The result becomes inconsistent unless we make $\lambda\to 0$ in the continuum limit, which takes us to the Gaussian point. If we do that sufficiently fast then we get $J_{0}=m_{\mathfrak{N}}^{2}V_{0}$, a result consistent with a linear theory. Otherwise, if we take $\lambda$ to zero at the appropriate rate, we get

$$J_{0} = V_{0} \left( m_{\mathfrak{N}}^{2} - 2\Lambda\, V_{0}^{2} \right).$$

Since the sign of the second term is reversed, this result does not seem to make much sense, even if we consider that the $\Lambda$ that appears there is a bare parameter, a parameter characterizing a continuum-limit flow, in fact, and not the renormalized coupling constant.

Observe however that this is not necessarily a free theory, even at the Gaussian point, where one would expect that $\lambda_{R}=0$. This is so because in $d=3$ we have $\Lambda_{R}=\lambda_{R}/a$, and therefore we may have $\Lambda_{R}\neq 0$ even if $\lambda_{R}\to 0$ as we take the limit and make $a\to 0$. In other words, in $d=3$ we may have interacting limits of this type sitting right on top of the Gaussian point.

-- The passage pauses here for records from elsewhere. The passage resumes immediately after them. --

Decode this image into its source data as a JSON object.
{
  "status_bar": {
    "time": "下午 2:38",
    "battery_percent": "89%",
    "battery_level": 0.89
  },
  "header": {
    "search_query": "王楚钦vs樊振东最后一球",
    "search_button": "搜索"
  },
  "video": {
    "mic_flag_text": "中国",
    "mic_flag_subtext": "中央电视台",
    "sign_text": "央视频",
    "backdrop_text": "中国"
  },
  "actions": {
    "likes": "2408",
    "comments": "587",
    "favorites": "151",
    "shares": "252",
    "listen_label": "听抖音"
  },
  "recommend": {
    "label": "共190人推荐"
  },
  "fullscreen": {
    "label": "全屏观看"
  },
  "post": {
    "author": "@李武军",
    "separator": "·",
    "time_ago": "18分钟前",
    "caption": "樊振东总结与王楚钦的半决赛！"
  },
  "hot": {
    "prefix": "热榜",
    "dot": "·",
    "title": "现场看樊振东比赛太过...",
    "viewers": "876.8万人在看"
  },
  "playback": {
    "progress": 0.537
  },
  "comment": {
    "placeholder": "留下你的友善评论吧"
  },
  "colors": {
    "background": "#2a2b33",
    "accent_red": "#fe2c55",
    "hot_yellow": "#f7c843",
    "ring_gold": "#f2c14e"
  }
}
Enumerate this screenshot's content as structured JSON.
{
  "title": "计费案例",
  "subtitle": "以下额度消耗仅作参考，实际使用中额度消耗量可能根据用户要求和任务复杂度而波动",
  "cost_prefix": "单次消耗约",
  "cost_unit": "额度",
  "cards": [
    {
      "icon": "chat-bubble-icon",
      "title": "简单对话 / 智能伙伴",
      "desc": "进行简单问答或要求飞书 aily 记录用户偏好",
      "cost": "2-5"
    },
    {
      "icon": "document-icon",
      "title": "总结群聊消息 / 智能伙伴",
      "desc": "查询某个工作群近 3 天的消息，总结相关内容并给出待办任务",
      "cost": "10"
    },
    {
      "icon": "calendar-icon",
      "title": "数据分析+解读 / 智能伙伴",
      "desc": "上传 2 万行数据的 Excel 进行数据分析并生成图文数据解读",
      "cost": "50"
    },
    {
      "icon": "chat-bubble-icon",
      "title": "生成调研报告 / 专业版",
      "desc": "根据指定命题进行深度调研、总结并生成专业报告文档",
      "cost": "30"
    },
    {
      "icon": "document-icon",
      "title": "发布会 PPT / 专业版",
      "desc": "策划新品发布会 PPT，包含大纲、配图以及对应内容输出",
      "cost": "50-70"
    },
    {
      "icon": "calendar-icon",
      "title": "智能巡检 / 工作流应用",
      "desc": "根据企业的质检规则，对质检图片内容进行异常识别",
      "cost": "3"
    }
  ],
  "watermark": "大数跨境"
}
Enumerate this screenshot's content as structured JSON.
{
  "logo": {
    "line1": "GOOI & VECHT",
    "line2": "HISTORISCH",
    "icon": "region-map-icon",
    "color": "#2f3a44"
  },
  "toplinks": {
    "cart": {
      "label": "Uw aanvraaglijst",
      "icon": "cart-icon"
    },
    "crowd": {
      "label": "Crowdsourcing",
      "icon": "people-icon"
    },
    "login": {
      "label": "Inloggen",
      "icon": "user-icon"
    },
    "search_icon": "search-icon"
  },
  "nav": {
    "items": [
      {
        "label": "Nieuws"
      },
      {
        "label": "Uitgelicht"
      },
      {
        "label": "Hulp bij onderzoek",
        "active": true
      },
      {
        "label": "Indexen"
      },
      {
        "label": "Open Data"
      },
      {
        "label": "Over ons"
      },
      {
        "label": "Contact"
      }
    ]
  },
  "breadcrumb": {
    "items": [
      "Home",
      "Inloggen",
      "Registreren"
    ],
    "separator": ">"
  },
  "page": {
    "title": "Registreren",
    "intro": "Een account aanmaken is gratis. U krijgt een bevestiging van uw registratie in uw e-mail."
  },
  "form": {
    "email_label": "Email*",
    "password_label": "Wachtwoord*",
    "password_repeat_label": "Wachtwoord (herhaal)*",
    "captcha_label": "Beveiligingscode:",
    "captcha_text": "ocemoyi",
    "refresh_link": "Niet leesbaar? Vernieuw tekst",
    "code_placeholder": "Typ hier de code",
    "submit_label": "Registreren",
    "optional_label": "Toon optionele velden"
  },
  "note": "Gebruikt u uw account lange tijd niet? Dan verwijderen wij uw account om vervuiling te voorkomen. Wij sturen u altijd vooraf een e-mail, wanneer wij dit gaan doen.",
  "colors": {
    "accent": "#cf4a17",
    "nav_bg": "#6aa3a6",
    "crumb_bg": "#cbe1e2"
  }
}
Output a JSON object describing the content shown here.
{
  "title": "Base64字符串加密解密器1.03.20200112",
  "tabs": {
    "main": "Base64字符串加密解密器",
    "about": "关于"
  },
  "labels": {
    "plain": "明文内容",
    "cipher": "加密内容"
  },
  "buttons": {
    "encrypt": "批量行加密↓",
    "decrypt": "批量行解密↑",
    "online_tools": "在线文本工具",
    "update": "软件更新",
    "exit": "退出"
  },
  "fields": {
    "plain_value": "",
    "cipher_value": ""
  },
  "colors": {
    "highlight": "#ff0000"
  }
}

The complete failure of the approximation away from the Gaussian point suggests that in that case the distribution of the $d=3$ model may not be sufficiently close to a Gaussian distribution to allow a Gaussian approximation to work, and hence its expectations values cannot be well represented by the Gaussian measure of $S_{0}[\vec{\varphi}']$.